Profesionales de la salud se movilizaron este miércoles en el centro de Rosario en el marco de la primera Marcha Federal de Salud, con reclamos sobre el sistema sanitario.
Profesionales de la salud marcharon este miércoles en el centro de Rosario en el marco de la primera Marcha Federal de Salud, que se replicó en las principales ciudades del país.
La marcha comenzó en la Plaza 25 de Mayo y llegó por Laprida hasta el Nodo de Salud de Rosario en Rioja 825. Desde allí tomaron Maipú y llevaron su reclamo hasta Santa Fe, para luego girar por Sarmiento hasta la sede del Pami I. En la marcha participaron gremios como Siprus y ATE, así como referentes de colegios profesionales, facultades, organizaciones sanitarias, sociales y estudiantiles.

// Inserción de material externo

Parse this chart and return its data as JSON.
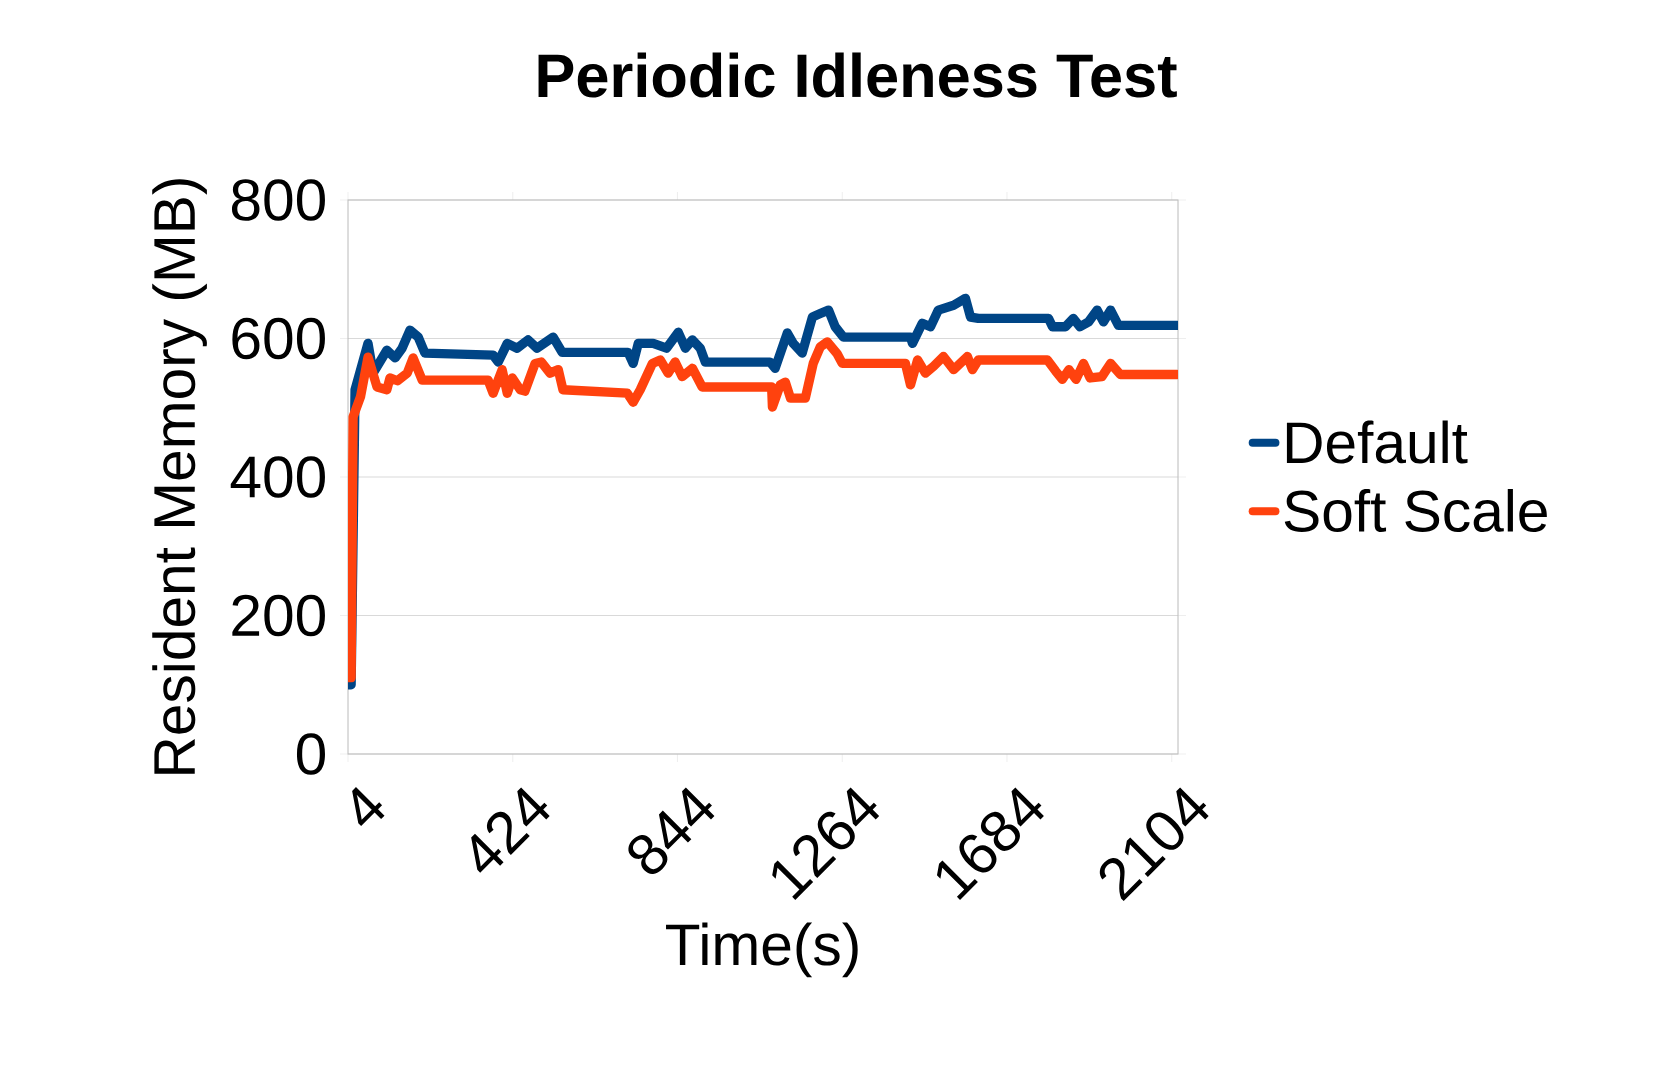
{
  "chart_data": {
    "type": "line",
    "title": "Periodic Idleness Test",
    "xlabel": "Time(s)",
    "ylabel": "Resident Memory (MB)",
    "xlim": [
      4,
      2120
    ],
    "xticks": [
      4,
      424,
      844,
      1264,
      1684,
      2104
    ],
    "ylim": [
      0,
      800
    ],
    "yticks": [
      0,
      200,
      400,
      600,
      800
    ],
    "grid": "y",
    "legend": "right",
    "series": [
      {
        "name": "Default",
        "color": "#004586",
        "x": [
          4,
          12,
          22,
          55,
          68,
          103,
          124,
          142,
          162,
          183,
          200,
          374,
          387,
          410,
          435,
          463,
          486,
          527,
          550,
          718,
          731,
          744,
          782,
          816,
          846,
          864,
          882,
          902,
          915,
          1080,
          1093,
          1124,
          1139,
          1162,
          1188,
          1208,
          1229,
          1246,
          1267,
          1438,
          1443,
          1468,
          1489,
          1509,
          1548,
          1578,
          1591,
          1611,
          1790,
          1800,
          1833,
          1853,
          1870,
          1892,
          1914,
          1930,
          1948,
          1968,
          2118
        ],
        "values": [
          100,
          100,
          526,
          593,
          550,
          583,
          572,
          586,
          612,
          602,
          579,
          576,
          566,
          593,
          586,
          598,
          586,
          602,
          580,
          580,
          564,
          593,
          593,
          586,
          609,
          586,
          598,
          586,
          566,
          566,
          557,
          608,
          593,
          579,
          631,
          636,
          641,
          617,
          602,
          602,
          593,
          622,
          617,
          641,
          648,
          658,
          631,
          629,
          629,
          617,
          617,
          629,
          617,
          624,
          641,
          624,
          641,
          619,
          619
        ]
      },
      {
        "name": "Soft Scale",
        "color": "#ff420e",
        "x": [
          4,
          12,
          17,
          36,
          55,
          78,
          103,
          111,
          130,
          155,
          170,
          193,
          361,
          374,
          397,
          410,
          423,
          443,
          455,
          481,
          497,
          519,
          540,
          552,
          716,
          731,
          749,
          780,
          800,
          820,
          838,
          856,
          882,
          907,
          1084,
          1086,
          1106,
          1119,
          1132,
          1170,
          1190,
          1208,
          1226,
          1251,
          1264,
          1425,
          1438,
          1456,
          1476,
          1497,
          1522,
          1548,
          1583,
          1596,
          1611,
          1787,
          1808,
          1825,
          1842,
          1860,
          1879,
          1896,
          1926,
          1948,
          1973,
          2118
        ],
        "values": [
          110,
          110,
          487,
          516,
          573,
          530,
          526,
          543,
          539,
          550,
          572,
          540,
          540,
          521,
          555,
          521,
          543,
          526,
          524,
          564,
          566,
          550,
          555,
          526,
          521,
          508,
          526,
          564,
          569,
          550,
          566,
          545,
          557,
          530,
          530,
          501,
          533,
          537,
          514,
          514,
          564,
          588,
          595,
          578,
          564,
          564,
          533,
          569,
          550,
          560,
          574,
          555,
          574,
          555,
          569,
          569,
          553,
          541,
          555,
          541,
          564,
          543,
          545,
          564,
          548,
          548
        ]
      }
    ]
  }
}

Jerónimo Ainsuain, presidente de Siprus, declaró: “El sistema de salud está roto, pero estamos a tiempo”. También afirmó que “ya está roto el sistema de salud, pero estamos a tiempo de tomar algunas medidas que permitan dar marcha atrás con el cierre del Plan Remediar y el plan de inmunizaciones para tener al 80% de la población vacunada”.

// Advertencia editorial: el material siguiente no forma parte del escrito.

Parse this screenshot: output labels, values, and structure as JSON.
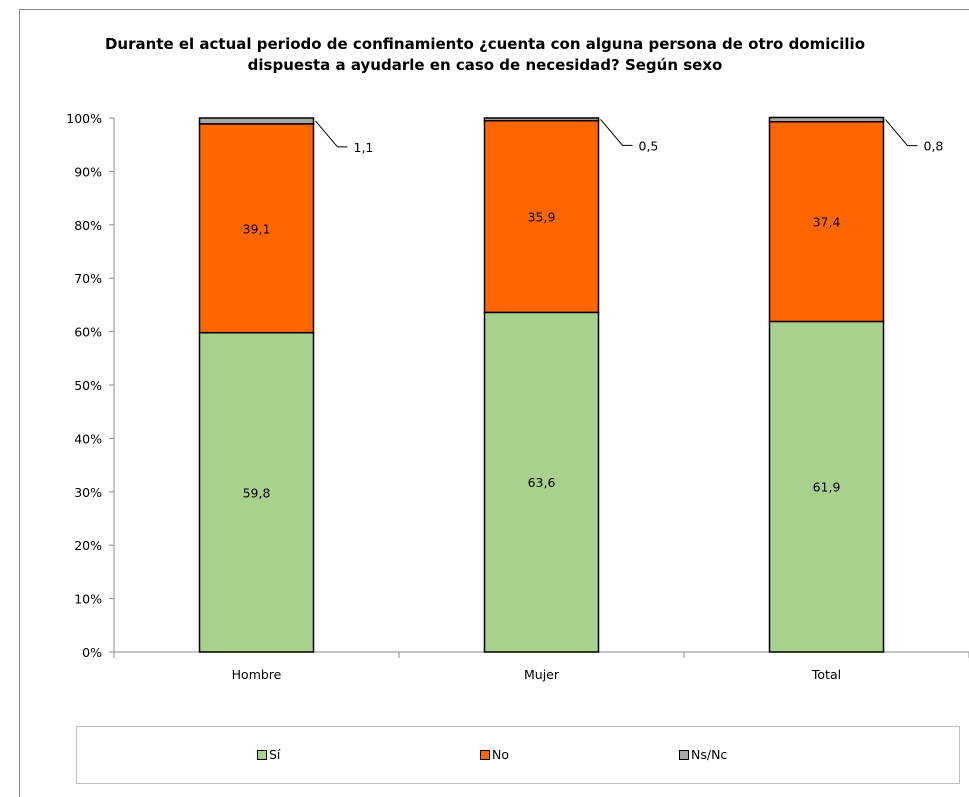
{
  "chart_data": {
    "type": "bar",
    "stacked": true,
    "title": "Durante el actual periodo de confinamiento ¿cuenta con alguna persona de otro domicilio dispuesta a ayudarle en caso de necesidad? Según sexo",
    "categories": [
      "Hombre",
      "Mujer",
      "Total"
    ],
    "series": [
      {
        "name": "Sí",
        "values": [
          59.8,
          63.6,
          61.9
        ],
        "labels": [
          "59,8",
          "63,6",
          "61,9"
        ],
        "color": "#a9d18e"
      },
      {
        "name": "No",
        "values": [
          39.1,
          35.9,
          37.4
        ],
        "labels": [
          "39,1",
          "35,9",
          "37,4"
        ],
        "color": "#ff6600"
      },
      {
        "name": "Ns/Nc",
        "values": [
          1.1,
          0.5,
          0.8
        ],
        "labels": [
          "1,1",
          "0,5",
          "0,8"
        ],
        "color": "#a6a6a6"
      }
    ],
    "ylim": [
      0,
      100
    ],
    "yticks": [
      "0%",
      "10%",
      "20%",
      "30%",
      "40%",
      "50%",
      "60%",
      "70%",
      "80%",
      "90%",
      "100%"
    ],
    "legend_position": "bottom",
    "grid": false
  }
}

Durante la movilización se expresaron rechazos a la reforma de la ley de salud mental, a los recortes en el Pami, al ajuste en el programa de discapacidad y a la reducción en formación y residencias médicas. Ainsuain sostuvo: “El problema es que cada vez es más difícil conseguir profesionales formados y capacitados que quieran trabajar con los honorarios y condiciones que se ofrecen del sistema de salud”.
Según el gremialista, un profesional de la salud en el sistema público cobra en promedio 1.5 millones de pesos, mientras que un trabajador en el sector privado percibe unos 8 mil pesos por consulta médica “y se paga a 90 días”.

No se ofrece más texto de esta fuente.